Take the classic option of fireman. I'm sorry, fireperson. Fire people are the most beloved of public servants. Politicians want to tax you to oblivion and strip your civil liberties, the police are only interested in writing traffic tickets, arresting you for public intoxication and being generally racist, but fire people? They just want to put out your fire, and who doesn't love that? They get to ride giant red trucks and everyone has to get out of their way because, you see, there is a fire. They get to haul hoses, whack down doors, use the awesome Halligan tool and be BDH's*, all while wearing a bitchin' pair of pants. If that's what being a fire person is all about, where do I sign? But, and there's always several buts, there's more to the story than the good stuff. They have a risky job and terrible hours, and oh yes, the compensation is abysmal. This means nobody wants to marry a fireman. But if the calendars are to be believed, plenty of women want to sleep with a fireman, and that counts for something. Right? You guys?

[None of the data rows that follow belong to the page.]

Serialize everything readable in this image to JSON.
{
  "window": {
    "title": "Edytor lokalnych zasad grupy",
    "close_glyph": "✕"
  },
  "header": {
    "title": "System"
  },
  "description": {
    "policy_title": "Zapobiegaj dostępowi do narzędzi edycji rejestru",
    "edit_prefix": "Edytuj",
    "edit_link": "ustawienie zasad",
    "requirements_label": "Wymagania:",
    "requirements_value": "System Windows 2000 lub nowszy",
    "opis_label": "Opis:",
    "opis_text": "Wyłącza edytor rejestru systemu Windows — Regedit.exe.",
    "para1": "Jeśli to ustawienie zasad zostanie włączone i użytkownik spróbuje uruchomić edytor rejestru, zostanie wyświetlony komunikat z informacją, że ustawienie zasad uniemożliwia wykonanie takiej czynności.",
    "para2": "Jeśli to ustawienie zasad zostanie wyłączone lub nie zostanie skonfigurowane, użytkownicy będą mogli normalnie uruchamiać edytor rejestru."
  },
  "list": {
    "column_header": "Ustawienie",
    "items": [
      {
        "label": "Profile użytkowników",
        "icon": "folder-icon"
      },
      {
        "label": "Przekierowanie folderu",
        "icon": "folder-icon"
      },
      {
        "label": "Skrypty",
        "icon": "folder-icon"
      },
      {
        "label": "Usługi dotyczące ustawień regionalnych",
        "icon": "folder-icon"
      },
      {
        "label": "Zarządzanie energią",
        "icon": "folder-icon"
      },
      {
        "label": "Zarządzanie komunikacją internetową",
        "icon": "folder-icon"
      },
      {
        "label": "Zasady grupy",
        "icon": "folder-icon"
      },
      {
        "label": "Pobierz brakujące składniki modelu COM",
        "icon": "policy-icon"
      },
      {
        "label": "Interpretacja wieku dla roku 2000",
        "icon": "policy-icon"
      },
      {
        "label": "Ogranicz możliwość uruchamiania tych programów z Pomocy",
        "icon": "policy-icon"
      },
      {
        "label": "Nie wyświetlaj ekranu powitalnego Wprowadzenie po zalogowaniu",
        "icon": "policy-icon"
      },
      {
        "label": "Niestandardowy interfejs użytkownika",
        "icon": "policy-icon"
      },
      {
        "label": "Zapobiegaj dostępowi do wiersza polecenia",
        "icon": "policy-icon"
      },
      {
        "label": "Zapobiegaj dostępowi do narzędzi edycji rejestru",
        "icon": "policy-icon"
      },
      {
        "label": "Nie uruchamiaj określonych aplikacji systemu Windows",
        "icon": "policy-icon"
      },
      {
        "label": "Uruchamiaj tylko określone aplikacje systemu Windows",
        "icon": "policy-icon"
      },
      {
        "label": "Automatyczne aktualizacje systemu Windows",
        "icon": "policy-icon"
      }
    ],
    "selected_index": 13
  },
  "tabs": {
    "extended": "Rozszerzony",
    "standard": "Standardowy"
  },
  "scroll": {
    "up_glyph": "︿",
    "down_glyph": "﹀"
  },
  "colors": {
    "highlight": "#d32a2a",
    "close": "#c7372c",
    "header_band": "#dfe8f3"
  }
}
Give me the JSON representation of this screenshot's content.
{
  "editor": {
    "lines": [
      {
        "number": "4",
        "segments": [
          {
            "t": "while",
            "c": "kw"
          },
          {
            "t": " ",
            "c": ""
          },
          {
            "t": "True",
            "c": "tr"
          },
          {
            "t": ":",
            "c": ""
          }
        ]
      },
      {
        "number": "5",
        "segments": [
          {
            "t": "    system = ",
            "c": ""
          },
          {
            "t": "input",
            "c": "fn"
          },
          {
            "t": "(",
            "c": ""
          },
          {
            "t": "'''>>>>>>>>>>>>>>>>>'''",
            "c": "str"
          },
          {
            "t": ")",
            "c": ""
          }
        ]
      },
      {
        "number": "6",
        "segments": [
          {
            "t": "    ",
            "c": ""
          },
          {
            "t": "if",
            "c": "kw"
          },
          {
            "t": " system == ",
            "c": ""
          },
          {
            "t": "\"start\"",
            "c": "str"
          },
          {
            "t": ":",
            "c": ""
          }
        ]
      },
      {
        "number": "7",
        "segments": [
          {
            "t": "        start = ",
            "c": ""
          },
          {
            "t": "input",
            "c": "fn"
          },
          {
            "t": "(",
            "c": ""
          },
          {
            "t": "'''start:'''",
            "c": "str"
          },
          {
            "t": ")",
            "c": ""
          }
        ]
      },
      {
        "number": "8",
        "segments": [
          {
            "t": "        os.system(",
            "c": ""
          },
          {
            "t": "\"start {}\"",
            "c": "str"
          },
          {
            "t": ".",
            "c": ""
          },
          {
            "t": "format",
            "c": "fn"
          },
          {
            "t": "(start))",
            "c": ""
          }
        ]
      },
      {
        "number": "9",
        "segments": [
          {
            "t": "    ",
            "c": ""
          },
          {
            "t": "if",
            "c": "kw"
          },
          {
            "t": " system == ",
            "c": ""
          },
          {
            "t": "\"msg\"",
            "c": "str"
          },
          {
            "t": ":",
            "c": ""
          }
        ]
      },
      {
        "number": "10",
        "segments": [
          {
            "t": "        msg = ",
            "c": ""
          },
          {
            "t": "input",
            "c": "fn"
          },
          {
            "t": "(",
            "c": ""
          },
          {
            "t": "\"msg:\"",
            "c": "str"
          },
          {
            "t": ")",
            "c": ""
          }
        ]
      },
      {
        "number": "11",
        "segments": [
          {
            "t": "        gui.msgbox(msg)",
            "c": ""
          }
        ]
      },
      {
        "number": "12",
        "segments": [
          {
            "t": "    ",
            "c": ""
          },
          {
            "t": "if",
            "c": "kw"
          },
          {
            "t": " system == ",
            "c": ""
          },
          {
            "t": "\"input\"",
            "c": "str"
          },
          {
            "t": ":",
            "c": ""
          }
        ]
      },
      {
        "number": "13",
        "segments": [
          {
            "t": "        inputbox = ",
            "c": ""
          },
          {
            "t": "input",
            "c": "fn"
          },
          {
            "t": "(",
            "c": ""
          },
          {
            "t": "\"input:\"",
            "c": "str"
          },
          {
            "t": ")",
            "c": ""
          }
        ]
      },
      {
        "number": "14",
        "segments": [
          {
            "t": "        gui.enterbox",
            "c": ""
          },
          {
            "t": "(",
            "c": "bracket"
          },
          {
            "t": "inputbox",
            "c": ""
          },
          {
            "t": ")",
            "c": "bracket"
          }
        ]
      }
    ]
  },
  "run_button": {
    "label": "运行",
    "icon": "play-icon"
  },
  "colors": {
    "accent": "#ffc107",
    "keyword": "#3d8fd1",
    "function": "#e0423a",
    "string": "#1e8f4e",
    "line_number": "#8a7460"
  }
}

Or, let's look at another popular option; astronaut. Sounds great, right? Be one of the few people to actually see the world from space. Play zero gravity tennis, eat freeze dried turkey, say "countdown to launch" without irony, and have you seen those pants? How does one become an astronaut, anyway?

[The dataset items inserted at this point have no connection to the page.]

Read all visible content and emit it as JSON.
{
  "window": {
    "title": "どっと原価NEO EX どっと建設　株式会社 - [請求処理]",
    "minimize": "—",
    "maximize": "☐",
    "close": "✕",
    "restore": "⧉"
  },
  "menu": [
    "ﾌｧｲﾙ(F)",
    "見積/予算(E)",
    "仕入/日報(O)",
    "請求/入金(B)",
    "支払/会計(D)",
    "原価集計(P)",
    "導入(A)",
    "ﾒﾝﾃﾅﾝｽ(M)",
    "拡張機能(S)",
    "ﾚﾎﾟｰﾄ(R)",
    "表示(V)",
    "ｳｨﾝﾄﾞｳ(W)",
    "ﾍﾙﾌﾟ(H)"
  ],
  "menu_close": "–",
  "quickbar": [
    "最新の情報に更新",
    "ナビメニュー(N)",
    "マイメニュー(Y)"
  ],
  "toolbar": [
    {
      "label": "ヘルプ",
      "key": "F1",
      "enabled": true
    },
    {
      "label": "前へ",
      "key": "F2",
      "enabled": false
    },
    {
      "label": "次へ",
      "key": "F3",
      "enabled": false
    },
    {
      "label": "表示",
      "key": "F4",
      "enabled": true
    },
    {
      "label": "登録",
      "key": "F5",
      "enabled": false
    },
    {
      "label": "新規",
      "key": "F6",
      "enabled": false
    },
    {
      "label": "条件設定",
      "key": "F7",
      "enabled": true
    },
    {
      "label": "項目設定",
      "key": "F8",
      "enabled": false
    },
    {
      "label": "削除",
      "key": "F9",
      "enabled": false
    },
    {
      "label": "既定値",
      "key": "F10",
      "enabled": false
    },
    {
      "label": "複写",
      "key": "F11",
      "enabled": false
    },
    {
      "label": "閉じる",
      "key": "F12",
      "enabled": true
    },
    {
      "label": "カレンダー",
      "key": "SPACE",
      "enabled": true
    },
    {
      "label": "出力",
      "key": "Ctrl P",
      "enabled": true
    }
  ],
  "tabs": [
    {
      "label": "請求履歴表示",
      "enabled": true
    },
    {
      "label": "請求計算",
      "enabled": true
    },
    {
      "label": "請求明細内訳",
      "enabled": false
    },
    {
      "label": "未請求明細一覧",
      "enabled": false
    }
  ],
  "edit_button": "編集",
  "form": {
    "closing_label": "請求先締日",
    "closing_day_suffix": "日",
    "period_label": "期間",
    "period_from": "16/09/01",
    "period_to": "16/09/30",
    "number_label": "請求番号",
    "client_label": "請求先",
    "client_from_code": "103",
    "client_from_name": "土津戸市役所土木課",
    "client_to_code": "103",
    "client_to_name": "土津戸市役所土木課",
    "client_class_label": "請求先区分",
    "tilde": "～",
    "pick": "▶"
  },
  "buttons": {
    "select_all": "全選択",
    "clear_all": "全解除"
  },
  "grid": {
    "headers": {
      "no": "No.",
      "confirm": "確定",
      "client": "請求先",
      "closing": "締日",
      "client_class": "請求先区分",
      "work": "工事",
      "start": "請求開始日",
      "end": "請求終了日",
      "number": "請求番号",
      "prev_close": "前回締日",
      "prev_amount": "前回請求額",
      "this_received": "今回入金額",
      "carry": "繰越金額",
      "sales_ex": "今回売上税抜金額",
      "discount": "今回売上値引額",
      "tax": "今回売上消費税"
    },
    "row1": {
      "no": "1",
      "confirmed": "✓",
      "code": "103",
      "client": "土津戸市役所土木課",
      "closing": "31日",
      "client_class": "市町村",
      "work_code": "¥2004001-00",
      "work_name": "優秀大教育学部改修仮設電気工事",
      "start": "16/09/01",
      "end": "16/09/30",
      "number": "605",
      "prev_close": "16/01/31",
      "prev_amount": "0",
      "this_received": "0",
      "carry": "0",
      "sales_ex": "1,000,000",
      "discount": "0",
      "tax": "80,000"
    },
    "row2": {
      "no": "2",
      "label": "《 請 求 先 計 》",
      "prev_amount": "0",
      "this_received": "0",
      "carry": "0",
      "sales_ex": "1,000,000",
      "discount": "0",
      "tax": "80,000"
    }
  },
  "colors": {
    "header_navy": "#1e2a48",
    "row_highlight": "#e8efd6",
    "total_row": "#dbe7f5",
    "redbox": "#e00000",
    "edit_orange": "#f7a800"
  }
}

Turns out, becoming an astronaut is like joining the Rockettes, if Radio City were more interested in how you rocked your math thesis more than your pair of five inch heels. If you happen to have the right combination of favorable genetics, acumen and work ethic to make you into a perfect candidate, there's still a long list of other perfect candidates in front of you. Not happening.
 How about archaeologist? But when you learn that archaeology is less about bullwhips and melting Nazi faces, and more about grant writing and scraping potsherds with a toothbrush, it kind of loses some appeal. And oh yeah, the long, expensive education for a less than glamorous paycheck. You still get a neat pair of pants, though. Cargo pockets.

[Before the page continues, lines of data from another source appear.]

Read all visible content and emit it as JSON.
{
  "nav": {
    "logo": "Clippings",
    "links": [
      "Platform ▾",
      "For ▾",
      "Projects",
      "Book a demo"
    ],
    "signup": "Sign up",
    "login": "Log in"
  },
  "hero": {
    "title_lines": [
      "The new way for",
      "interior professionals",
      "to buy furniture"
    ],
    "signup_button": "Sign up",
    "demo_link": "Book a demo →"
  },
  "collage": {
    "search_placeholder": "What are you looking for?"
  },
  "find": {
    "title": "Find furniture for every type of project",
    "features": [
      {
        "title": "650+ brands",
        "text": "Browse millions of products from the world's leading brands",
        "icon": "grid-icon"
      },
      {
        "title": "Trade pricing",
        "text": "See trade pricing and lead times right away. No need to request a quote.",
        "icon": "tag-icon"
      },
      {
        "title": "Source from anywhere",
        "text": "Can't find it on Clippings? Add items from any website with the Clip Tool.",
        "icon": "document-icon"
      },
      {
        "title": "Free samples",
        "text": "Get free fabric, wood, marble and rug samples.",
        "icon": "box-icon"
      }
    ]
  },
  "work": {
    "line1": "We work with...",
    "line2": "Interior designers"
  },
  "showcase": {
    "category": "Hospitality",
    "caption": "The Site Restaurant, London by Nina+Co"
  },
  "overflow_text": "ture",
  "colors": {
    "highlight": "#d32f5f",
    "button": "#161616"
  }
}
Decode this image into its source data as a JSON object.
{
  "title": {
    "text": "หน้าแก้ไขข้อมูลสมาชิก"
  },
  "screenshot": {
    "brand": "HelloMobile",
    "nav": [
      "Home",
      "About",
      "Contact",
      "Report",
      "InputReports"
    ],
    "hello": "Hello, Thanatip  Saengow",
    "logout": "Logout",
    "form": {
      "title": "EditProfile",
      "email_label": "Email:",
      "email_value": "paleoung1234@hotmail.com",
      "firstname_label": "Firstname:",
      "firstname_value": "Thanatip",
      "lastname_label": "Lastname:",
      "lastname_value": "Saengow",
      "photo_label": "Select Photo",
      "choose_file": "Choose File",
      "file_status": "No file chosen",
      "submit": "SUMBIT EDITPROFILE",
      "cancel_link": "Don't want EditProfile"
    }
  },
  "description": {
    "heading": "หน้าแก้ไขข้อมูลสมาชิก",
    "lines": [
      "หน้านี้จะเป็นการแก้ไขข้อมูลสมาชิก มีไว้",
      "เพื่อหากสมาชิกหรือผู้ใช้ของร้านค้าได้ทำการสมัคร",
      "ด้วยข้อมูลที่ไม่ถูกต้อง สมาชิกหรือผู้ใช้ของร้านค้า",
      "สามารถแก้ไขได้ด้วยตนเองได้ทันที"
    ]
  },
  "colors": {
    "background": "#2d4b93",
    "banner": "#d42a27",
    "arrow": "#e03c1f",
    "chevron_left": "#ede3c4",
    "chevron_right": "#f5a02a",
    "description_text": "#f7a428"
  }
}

 It turns out career 'choice' is awkward compromise of ability, location, compensation, aptitude, and convenience. Otherwise, I assume we'd all be Batman and none of us would be insurance salesmen. I mean insurance salespeople.

Even when we are lucky enough to find a vocation that we are good at, pays well enough, is available in the area we want to live, and doesn't have so much competition in it that work is unavailable, there's still the question of whether you like it. I tried respiratory care, as an example. It made all kinds of sense. Anywhere there's a hospital, there's work. It only requires a BS. The pay is not amazing, but good enough. I was even decent at the actual work, but some aspects of getting the degree itself drove me insane.
Instead, I found myself with the aptitude and enjoyment of writing. Fiction, mostly. This is great, because you can do it anywhere, although coffee shops seem to be the preferred location. Extra points if it's NOT a Starbucks, but a locally owned joint. The problem is the sometimes stiff, but mostly overwhelming competition, and the pay. There isn't any.

To make matters worse, I keep blogging instead of working.

I don't even know where I am going with this, other than to say that that "be what you want to be!" line is a dirty, stinking lie. At least for me, the thing I want to be doesn't exist in reality.